Artificial intelligence methods for polypharmacy and drug-drug interactions
Polypharmacy, the use of drug combinations, is common to treat patients with complex or co-existing diseases. However, a major consequence of polypharmacy is a high risk of adverse side effects, which emerge because of drug-drug interactions, in which activity of one drug changes if taken with another drug. Furthermore, polypharmacy is recognized as an increasingly serious problem in the health care system affecting nearly 15% of the U.S. population and costing more than $177 billion a year in the U.S. alone in treating side effects.

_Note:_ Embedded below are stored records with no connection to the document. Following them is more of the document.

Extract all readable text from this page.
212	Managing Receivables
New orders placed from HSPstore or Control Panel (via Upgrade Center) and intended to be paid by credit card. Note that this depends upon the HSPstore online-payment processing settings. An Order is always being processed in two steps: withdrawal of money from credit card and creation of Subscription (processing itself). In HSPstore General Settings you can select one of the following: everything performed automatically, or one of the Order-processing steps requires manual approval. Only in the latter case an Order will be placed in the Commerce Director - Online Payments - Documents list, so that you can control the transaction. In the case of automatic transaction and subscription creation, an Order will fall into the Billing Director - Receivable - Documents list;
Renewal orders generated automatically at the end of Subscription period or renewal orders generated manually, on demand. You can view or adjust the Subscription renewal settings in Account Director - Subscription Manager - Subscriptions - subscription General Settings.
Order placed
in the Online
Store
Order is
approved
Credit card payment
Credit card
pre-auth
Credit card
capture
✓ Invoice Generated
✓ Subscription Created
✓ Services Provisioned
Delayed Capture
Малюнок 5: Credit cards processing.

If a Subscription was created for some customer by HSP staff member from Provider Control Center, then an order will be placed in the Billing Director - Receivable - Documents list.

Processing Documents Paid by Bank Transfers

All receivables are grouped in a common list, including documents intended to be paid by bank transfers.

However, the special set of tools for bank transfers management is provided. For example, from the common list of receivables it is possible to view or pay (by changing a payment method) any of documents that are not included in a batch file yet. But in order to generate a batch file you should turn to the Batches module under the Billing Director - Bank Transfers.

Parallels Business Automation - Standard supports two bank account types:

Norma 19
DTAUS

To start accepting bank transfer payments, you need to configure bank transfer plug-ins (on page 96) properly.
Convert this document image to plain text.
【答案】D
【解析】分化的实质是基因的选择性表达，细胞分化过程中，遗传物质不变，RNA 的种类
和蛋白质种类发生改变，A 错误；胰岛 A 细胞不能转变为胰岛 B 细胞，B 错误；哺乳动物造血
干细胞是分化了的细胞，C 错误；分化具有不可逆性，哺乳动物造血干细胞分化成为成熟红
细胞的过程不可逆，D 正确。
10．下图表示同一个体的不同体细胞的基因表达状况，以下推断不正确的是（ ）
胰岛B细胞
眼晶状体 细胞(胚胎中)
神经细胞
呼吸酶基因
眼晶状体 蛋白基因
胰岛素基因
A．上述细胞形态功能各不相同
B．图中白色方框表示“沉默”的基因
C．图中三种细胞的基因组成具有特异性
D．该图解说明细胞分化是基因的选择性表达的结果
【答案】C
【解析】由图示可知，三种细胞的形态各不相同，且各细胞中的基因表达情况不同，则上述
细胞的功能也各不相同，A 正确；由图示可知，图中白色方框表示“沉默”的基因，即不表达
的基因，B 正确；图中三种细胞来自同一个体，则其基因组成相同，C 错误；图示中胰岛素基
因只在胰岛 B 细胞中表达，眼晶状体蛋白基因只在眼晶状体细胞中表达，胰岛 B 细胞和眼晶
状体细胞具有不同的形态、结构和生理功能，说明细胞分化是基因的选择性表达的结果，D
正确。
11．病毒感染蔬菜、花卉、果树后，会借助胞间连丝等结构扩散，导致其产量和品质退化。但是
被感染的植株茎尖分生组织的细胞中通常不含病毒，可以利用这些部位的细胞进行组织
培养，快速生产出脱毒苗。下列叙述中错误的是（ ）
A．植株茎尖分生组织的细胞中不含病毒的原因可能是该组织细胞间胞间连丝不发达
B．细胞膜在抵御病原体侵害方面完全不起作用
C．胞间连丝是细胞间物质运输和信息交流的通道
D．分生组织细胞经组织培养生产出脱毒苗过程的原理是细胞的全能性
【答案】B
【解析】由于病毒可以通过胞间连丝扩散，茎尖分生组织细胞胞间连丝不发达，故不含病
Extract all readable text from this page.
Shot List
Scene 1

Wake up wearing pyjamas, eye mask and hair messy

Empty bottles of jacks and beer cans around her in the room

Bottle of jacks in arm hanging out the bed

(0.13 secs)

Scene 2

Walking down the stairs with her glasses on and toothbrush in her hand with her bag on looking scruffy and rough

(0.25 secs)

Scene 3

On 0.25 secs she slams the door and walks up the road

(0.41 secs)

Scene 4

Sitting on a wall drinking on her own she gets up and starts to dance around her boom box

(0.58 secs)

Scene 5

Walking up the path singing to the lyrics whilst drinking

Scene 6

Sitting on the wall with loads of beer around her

In this talk, I will describe the methodology for large-scale predictive modeling of polypharmacy. We start by capturing molecular, drug, and patient data for all drugs prescribed in the U.S. These data are represented with a massively multimodal network of protein-protein interactions, drug-protein target interactions, and polypharmacy side effects. I will then describe a neural embedding approach that automatically learns how to embed nodes in the multimodal network into a low-dimensional vector space that is optimized for prediction. Here, I will outline key advancements in learning embeddings for networks, with an emphasis on fundamentally new opportunities in computational biology enabled by these advancements. Finally, I will show how we can use the approach to, for the first time, predict safety and side effects of drug combinations and how we can validate predictions in the clinic using real patient data.